1. a very cool velour adidas sweatshirt. the funny thing about this shirt is that when i am complimented on it, the person who gives the compliment ends up becoming a good friend. in my mind, everytime i wear this shirt i have the possibility of making another good friend.








2. boy's pokemon long-sleeved t-shirt. i wore this last night, actually. nothing says "i'm refusing to grow up" like this shirt.














3. navy winter coat. i'm always happy when i get to wear this and sad that it's rarely cold in texas. this morning it was 31 degrees. i wore my coat to my tues. morning coffee place. now it's in the backseat of my car because it's too warm to have on.










4. vintage dress. i've wore this like 4-5 times. a couple of times on saturday morning errands, once at a theme party that i threw, and once over jeans when my sister adriana picked out my outfit. i really like it. if i was gutsier, i'd wear it more often.

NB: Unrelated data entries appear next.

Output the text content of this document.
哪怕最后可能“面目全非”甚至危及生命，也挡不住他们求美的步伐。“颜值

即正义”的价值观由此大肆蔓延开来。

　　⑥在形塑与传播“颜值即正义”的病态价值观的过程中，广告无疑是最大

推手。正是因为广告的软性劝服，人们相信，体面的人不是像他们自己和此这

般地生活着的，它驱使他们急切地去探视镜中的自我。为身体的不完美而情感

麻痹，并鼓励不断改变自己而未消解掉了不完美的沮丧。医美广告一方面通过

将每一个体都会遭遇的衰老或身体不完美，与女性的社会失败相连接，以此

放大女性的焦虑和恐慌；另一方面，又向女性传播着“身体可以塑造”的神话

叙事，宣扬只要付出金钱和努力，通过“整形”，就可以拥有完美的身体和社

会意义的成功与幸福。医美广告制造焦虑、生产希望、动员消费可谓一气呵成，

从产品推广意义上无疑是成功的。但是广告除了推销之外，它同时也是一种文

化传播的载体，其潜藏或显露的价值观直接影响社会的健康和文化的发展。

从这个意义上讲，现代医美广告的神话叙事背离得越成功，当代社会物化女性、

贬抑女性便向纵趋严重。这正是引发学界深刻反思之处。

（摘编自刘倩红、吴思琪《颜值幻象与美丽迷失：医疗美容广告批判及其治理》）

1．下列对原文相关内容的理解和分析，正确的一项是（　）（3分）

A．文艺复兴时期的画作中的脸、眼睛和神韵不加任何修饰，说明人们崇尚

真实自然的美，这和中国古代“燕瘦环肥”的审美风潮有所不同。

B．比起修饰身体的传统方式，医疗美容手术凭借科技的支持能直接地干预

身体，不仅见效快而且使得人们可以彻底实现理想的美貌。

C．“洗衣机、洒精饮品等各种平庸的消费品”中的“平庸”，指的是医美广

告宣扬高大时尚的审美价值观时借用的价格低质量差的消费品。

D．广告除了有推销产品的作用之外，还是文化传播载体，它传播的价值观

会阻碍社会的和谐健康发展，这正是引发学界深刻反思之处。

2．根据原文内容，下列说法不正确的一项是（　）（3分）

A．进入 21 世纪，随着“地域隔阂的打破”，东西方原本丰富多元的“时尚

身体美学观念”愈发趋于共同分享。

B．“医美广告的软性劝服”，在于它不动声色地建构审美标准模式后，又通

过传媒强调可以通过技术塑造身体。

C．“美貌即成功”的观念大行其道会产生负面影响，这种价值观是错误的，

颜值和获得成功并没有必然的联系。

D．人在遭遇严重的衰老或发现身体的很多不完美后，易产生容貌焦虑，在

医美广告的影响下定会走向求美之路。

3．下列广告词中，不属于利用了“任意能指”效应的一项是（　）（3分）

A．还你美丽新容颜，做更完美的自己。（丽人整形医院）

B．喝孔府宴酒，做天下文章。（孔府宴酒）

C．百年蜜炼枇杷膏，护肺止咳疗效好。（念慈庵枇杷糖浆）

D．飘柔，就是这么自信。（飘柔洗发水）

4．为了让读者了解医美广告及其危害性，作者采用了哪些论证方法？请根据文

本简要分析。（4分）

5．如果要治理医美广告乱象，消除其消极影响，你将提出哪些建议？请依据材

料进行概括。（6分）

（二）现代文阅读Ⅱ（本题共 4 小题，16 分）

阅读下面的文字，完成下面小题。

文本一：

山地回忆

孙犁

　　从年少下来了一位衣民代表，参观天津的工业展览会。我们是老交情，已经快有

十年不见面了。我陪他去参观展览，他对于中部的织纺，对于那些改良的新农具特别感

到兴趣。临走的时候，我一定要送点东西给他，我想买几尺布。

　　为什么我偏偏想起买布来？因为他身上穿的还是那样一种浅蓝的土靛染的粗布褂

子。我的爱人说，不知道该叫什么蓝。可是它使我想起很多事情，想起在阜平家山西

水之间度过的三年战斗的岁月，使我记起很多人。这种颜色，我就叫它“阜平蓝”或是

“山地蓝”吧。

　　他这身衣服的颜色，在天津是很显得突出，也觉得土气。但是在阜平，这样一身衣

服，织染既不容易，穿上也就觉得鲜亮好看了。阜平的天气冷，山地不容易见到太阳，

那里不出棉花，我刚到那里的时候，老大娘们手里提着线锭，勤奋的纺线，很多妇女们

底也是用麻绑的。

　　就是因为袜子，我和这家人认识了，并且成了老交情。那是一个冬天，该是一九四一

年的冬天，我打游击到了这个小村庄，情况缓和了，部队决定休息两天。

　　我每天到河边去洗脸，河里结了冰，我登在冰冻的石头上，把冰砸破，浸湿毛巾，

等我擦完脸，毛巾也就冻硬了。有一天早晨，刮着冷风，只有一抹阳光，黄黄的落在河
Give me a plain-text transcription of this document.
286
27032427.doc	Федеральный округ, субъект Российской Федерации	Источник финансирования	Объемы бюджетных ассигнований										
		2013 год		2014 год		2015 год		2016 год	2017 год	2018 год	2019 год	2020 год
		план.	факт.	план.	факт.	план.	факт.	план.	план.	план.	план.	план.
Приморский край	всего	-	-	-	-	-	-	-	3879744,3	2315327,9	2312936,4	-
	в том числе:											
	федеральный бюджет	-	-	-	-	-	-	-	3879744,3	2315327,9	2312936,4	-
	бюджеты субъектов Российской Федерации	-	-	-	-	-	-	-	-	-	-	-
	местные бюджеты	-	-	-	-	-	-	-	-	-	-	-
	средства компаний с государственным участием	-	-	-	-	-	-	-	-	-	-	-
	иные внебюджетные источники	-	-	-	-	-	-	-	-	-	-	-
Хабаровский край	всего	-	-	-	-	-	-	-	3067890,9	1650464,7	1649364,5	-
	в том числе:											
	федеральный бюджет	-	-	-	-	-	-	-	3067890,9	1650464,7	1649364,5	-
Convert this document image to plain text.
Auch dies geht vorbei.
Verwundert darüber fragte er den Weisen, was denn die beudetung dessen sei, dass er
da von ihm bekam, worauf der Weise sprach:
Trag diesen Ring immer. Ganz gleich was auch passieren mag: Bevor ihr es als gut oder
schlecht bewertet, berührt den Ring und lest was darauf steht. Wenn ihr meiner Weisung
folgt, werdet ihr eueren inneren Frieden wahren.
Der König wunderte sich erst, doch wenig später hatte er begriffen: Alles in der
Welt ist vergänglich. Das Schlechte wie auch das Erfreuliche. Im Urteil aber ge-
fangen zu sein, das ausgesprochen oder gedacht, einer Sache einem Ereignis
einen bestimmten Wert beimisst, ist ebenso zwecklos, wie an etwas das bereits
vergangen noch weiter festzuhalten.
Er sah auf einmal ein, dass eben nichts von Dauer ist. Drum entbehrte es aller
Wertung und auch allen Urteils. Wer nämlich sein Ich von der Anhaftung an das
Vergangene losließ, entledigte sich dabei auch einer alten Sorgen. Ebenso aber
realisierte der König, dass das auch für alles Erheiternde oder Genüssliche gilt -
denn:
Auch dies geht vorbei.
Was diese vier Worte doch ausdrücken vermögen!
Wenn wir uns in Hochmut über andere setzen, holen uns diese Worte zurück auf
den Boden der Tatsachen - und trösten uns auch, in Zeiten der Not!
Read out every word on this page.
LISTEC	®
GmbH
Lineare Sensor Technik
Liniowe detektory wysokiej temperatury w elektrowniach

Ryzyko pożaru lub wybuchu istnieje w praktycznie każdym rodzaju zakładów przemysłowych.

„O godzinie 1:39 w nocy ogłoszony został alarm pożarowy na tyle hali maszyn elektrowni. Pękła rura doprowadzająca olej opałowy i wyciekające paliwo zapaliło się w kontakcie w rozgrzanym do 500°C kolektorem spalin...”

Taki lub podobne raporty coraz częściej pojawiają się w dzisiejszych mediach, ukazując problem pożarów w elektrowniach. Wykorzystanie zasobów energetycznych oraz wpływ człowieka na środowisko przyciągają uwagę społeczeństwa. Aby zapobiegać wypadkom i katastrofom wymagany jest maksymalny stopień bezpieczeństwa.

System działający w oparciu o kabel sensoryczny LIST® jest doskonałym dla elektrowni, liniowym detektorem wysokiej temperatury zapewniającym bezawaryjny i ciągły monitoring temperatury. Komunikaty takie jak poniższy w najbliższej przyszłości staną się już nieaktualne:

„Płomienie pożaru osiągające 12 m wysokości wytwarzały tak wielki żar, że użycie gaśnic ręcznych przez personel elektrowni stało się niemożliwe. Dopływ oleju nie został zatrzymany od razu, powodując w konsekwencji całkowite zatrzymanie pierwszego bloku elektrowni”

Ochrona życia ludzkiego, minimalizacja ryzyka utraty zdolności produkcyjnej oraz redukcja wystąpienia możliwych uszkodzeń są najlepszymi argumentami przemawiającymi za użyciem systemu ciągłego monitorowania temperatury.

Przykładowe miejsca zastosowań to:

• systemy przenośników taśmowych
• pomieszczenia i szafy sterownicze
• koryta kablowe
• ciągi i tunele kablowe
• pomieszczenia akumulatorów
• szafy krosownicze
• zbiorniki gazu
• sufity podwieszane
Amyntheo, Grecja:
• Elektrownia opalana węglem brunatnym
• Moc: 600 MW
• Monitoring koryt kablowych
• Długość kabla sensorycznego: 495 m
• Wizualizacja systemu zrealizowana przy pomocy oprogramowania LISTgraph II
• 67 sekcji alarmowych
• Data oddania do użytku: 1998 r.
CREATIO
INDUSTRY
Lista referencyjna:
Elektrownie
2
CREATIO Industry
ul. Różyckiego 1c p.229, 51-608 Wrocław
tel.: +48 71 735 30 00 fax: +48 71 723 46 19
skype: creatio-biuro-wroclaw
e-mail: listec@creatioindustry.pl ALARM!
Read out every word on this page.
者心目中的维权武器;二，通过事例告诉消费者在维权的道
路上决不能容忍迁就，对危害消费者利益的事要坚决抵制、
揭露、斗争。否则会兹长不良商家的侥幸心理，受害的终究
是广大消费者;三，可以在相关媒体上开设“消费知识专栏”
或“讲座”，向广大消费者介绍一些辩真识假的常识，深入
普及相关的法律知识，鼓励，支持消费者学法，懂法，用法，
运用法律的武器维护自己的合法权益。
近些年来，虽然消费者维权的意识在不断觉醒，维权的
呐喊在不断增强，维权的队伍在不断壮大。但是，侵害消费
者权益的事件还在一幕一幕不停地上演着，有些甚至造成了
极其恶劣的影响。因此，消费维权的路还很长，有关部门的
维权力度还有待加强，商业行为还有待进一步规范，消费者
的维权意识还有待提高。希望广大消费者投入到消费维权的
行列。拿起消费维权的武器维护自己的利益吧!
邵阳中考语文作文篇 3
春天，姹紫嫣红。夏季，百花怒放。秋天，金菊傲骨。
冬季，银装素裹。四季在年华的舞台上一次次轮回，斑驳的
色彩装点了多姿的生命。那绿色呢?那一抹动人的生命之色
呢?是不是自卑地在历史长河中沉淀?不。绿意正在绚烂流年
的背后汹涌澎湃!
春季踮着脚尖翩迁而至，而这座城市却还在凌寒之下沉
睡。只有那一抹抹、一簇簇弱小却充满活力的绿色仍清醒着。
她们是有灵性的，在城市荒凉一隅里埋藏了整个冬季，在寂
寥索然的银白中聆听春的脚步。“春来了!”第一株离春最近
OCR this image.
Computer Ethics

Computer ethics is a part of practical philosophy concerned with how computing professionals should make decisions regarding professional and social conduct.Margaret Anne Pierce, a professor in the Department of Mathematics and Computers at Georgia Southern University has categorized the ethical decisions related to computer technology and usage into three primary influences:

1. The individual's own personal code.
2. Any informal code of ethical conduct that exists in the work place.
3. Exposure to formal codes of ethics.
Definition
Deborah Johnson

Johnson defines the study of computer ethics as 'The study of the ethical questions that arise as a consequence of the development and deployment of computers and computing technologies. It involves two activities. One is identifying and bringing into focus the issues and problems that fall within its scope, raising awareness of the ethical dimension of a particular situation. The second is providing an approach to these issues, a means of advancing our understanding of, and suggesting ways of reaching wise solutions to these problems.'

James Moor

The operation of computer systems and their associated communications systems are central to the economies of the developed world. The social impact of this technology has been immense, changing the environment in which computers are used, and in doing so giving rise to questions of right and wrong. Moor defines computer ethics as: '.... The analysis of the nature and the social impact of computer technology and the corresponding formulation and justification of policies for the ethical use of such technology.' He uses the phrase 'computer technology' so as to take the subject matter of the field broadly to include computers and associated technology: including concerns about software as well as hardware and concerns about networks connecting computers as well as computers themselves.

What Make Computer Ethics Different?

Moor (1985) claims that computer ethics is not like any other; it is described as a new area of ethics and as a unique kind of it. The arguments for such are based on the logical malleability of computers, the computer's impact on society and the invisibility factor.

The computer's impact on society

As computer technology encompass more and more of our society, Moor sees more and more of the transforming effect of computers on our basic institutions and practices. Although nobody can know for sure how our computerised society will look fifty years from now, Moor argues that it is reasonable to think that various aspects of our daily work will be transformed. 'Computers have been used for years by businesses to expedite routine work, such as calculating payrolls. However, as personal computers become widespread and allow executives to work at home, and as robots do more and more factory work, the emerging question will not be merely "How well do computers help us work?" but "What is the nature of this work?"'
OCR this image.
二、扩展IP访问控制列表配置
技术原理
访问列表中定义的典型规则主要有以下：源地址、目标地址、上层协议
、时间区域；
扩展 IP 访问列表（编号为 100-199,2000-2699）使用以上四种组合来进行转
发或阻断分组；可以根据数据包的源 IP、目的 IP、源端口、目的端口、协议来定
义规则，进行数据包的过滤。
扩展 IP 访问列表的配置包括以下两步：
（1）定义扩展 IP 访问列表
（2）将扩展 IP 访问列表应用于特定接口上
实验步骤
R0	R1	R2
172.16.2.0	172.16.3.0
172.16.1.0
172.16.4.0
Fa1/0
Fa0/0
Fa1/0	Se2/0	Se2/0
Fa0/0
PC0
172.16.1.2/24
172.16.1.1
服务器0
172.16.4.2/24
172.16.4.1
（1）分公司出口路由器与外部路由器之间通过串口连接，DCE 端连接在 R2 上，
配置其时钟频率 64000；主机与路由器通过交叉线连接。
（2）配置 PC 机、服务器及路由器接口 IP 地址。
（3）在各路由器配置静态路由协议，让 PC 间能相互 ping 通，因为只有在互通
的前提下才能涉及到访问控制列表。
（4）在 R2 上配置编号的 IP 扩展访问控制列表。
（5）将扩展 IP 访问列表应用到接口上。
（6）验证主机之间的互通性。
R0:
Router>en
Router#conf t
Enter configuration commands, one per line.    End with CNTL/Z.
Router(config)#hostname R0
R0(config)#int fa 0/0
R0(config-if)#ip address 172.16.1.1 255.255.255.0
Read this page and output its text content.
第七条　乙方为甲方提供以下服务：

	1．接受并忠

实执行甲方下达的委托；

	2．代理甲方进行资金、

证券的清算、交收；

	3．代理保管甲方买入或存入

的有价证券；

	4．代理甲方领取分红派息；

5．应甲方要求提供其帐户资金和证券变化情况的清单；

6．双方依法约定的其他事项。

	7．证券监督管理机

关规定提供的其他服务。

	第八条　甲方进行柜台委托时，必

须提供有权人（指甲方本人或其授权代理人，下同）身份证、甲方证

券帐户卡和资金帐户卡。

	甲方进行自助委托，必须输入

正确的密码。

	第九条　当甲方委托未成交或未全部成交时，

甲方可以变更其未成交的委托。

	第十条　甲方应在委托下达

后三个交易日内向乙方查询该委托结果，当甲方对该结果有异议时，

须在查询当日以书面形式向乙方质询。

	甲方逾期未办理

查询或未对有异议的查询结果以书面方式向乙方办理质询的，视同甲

5. i found this semi-cowgirl shirt at a thrift store in austin. it was actually a little pricier than what i'm used to, but i was immediately drawn to it. it's been modified a bit - it used to have lace all the way up to the neck with frill at the top, but i cut it off because it made me feel way too little-house-on-the-prairie-ish.






6. a little cream comb with roses on it that i love to wear in my hair. when i found it, i decided i would try to find one at every thrift store and start collecting them. that hasn't worked out. so far it's the only comb i have.




there you have it. you should all visit thrift stores. great things await you.